Вот он приближается к заведению, ухмыляется, от чего щербина в носу кажется ещё глубже, и открывает дверь подошедшей чуть раньше незнакомке. Улыбка становится шире, небрежным жестом он пропускает её: "Только после вас!". После уличной прохлады тепло кафе кажется жаром.
- Ааах! - со смаком вздыхает рабочий. Приветствует хозяина прикосновением к козырьку, но руки не подаёт: этот буржуй не вызывает у коммуниста добрых чувств. Он проверяет карманы: всё ценное суёт в пиджак и брюки, стягивает верхнюю одежду, вешает её на крючок.

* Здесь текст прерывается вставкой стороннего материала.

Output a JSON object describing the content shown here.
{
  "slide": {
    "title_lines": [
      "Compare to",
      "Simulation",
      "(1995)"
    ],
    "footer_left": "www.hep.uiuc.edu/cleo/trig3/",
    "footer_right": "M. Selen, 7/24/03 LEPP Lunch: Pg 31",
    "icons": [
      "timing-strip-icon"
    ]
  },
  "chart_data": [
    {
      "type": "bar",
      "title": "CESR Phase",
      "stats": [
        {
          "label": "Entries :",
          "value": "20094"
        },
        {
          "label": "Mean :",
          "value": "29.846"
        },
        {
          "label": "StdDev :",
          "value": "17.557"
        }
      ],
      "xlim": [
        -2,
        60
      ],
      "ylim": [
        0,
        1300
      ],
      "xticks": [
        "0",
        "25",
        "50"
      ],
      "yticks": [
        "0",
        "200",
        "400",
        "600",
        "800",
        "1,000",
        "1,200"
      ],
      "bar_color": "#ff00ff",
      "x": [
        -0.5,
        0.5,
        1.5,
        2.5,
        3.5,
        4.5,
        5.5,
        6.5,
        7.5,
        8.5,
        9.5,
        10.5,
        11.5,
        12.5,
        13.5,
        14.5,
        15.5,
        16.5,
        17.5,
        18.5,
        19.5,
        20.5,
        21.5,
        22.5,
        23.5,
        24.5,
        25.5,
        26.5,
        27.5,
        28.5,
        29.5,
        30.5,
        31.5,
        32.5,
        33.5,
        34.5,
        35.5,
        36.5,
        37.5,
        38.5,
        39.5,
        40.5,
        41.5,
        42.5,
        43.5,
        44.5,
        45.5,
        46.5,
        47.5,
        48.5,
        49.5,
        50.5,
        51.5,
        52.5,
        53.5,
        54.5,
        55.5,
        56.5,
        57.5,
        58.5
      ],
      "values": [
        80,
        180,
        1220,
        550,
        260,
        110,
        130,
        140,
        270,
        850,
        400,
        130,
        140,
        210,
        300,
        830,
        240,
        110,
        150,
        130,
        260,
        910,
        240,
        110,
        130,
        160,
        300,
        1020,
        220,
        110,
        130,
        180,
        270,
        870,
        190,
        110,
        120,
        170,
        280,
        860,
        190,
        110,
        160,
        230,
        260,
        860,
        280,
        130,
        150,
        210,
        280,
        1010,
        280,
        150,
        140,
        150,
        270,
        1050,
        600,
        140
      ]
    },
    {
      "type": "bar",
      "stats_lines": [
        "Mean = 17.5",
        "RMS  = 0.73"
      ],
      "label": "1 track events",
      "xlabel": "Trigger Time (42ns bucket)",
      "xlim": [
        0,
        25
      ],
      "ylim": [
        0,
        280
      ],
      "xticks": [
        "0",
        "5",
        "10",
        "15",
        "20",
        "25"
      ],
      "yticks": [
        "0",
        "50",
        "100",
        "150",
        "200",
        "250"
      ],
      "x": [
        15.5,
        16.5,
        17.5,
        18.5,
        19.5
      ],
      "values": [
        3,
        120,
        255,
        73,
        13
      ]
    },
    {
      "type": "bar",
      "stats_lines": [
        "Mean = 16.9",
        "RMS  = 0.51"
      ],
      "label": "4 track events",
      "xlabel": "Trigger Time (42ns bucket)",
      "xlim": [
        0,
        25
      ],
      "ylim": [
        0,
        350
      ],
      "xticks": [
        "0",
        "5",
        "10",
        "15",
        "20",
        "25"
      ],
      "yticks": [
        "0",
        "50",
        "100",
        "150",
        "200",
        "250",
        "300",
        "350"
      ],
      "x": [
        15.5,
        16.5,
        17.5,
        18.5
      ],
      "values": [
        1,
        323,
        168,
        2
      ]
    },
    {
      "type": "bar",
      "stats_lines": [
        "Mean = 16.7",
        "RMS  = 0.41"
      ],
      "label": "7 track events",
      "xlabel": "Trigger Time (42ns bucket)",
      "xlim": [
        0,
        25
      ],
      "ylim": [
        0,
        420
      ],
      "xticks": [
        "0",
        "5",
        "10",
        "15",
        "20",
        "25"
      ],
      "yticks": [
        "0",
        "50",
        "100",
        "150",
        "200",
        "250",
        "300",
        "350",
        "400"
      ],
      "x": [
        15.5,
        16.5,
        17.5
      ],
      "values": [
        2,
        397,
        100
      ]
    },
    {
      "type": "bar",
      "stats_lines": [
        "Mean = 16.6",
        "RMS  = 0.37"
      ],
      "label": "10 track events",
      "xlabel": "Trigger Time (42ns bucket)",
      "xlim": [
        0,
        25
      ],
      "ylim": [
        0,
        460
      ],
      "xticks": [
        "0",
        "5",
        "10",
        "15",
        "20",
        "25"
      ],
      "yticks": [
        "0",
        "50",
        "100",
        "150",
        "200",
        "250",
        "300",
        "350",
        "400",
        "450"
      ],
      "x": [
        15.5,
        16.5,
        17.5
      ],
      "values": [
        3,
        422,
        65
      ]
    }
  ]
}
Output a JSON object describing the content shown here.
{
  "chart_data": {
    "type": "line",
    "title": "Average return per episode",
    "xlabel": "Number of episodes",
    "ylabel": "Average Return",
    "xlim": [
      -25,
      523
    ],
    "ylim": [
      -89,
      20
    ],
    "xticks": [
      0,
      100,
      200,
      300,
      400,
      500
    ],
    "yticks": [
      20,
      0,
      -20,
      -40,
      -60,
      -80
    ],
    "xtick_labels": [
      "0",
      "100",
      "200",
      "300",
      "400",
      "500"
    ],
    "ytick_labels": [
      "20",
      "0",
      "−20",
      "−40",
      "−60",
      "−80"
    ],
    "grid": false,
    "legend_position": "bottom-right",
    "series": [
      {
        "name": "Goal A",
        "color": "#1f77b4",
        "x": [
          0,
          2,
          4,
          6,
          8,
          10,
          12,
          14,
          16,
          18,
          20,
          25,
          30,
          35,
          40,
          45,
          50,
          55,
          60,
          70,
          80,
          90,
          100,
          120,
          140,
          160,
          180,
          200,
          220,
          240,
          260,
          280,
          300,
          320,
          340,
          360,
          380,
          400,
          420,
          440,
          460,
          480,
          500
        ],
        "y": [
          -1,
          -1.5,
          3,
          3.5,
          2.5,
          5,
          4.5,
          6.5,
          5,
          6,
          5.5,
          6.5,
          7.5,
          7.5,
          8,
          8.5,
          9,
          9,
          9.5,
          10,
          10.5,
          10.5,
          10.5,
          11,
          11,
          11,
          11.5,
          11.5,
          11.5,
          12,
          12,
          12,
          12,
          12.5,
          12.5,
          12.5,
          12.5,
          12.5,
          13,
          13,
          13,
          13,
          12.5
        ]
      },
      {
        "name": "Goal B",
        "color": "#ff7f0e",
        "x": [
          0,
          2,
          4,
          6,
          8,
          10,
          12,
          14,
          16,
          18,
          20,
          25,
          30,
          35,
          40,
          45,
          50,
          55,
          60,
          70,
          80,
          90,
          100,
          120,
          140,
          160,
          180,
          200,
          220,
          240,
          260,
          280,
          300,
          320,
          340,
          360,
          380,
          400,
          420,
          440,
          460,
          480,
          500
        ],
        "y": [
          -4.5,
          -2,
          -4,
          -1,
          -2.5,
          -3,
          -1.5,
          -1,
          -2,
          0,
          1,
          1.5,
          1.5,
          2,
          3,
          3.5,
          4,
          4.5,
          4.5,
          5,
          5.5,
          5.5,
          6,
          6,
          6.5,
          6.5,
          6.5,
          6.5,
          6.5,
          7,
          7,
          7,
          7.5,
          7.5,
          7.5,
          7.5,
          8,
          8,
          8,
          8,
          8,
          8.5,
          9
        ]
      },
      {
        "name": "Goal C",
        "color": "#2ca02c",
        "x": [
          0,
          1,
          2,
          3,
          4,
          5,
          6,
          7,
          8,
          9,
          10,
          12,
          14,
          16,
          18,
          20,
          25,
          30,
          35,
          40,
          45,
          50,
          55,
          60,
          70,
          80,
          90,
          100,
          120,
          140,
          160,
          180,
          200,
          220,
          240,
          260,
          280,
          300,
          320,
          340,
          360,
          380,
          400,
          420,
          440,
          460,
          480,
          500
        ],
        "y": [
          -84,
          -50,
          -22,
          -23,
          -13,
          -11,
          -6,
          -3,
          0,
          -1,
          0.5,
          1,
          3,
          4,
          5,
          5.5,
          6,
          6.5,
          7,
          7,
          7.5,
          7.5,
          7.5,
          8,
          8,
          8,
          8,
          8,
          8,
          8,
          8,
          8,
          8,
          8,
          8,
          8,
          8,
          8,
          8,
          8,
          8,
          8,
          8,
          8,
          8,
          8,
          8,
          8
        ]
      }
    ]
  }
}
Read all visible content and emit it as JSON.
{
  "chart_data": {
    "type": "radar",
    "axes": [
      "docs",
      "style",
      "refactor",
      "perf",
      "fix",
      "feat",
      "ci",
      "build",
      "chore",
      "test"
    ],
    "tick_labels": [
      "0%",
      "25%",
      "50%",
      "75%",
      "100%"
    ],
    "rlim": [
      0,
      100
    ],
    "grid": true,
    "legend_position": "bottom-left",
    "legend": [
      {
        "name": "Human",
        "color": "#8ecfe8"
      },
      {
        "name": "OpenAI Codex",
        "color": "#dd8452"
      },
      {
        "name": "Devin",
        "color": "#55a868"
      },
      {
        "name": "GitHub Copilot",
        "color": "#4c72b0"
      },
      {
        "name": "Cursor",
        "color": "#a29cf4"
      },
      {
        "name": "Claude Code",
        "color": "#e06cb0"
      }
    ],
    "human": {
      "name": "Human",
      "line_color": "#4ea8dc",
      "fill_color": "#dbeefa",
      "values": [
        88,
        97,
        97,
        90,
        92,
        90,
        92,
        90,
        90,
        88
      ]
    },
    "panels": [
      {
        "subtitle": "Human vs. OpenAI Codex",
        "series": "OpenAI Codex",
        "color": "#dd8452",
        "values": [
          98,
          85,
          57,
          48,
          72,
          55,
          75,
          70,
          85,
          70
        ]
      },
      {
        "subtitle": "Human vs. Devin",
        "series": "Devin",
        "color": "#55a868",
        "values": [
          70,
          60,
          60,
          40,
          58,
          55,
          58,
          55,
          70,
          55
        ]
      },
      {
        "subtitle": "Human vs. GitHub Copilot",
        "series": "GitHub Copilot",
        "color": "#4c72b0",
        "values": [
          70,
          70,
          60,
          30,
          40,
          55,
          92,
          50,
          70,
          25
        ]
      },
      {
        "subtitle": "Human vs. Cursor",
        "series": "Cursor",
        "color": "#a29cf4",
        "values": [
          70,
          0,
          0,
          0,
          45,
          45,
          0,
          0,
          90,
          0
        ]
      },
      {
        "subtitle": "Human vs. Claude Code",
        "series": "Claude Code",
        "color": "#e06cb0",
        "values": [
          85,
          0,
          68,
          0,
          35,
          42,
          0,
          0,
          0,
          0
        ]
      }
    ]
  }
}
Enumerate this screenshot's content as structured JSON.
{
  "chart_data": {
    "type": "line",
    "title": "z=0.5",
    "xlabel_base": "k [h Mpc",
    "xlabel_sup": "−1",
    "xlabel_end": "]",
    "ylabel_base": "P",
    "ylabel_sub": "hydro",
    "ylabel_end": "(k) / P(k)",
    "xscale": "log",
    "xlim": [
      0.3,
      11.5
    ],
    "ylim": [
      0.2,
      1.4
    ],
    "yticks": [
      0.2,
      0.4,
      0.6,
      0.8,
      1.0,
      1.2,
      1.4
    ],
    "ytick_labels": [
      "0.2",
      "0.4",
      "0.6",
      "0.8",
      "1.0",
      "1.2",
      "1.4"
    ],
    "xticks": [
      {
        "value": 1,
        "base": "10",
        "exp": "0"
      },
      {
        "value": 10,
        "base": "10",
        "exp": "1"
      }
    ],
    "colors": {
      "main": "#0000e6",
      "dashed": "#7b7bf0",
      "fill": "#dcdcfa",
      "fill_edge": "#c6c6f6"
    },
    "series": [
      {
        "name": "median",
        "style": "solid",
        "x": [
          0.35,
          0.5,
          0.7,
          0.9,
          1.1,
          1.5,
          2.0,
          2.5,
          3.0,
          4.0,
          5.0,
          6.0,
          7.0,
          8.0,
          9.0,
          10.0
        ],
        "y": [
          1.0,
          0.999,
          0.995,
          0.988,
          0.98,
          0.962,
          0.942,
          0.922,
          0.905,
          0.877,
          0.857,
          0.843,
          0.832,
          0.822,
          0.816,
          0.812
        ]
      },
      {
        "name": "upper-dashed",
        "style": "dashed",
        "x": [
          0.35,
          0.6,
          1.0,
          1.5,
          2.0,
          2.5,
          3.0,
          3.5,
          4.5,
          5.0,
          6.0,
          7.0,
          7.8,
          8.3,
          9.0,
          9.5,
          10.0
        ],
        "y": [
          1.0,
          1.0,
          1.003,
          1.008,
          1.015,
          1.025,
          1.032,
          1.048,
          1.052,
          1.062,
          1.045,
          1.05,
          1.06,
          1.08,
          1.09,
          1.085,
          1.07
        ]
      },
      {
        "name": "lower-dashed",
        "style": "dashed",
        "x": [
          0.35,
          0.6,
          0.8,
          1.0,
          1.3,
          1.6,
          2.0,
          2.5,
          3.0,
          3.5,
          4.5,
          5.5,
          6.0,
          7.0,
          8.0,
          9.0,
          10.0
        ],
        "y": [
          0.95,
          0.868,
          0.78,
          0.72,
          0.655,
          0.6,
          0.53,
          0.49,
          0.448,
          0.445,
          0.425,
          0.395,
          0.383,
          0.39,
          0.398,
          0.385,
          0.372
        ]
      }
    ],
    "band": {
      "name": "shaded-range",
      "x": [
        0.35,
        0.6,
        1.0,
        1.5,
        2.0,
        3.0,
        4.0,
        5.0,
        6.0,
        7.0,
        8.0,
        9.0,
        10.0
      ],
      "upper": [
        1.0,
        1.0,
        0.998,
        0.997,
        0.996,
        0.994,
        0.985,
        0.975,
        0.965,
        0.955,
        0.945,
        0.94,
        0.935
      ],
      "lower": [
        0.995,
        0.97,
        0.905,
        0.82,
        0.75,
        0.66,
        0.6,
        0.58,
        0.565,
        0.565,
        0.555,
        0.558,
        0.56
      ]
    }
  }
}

Окидывает взглядом лица, знакомые, незнакомые. Снова улыбается. И бредёт в бар, по пути вытаскивая портсигар. Садится на табурет.
- Погодка, эх! - кивает он знакомому бармену. - Весна! Мне как обычно!
"Обычно" - это рюмка кальвадоса и пепельница. Папироса уже в уголке рта, вторая тянется к прилизанному незнакомцу - крепкий, моряцкий табак, к которому Хорхе пристрастился ещё в порту. Щёлкает зажигалка.
- Что нового? - спрашивает Хорхе. Кроме предложения курить усач ему (пока?) не интересен, вопрос адресован человеку за стойкой. - Давно меня не было.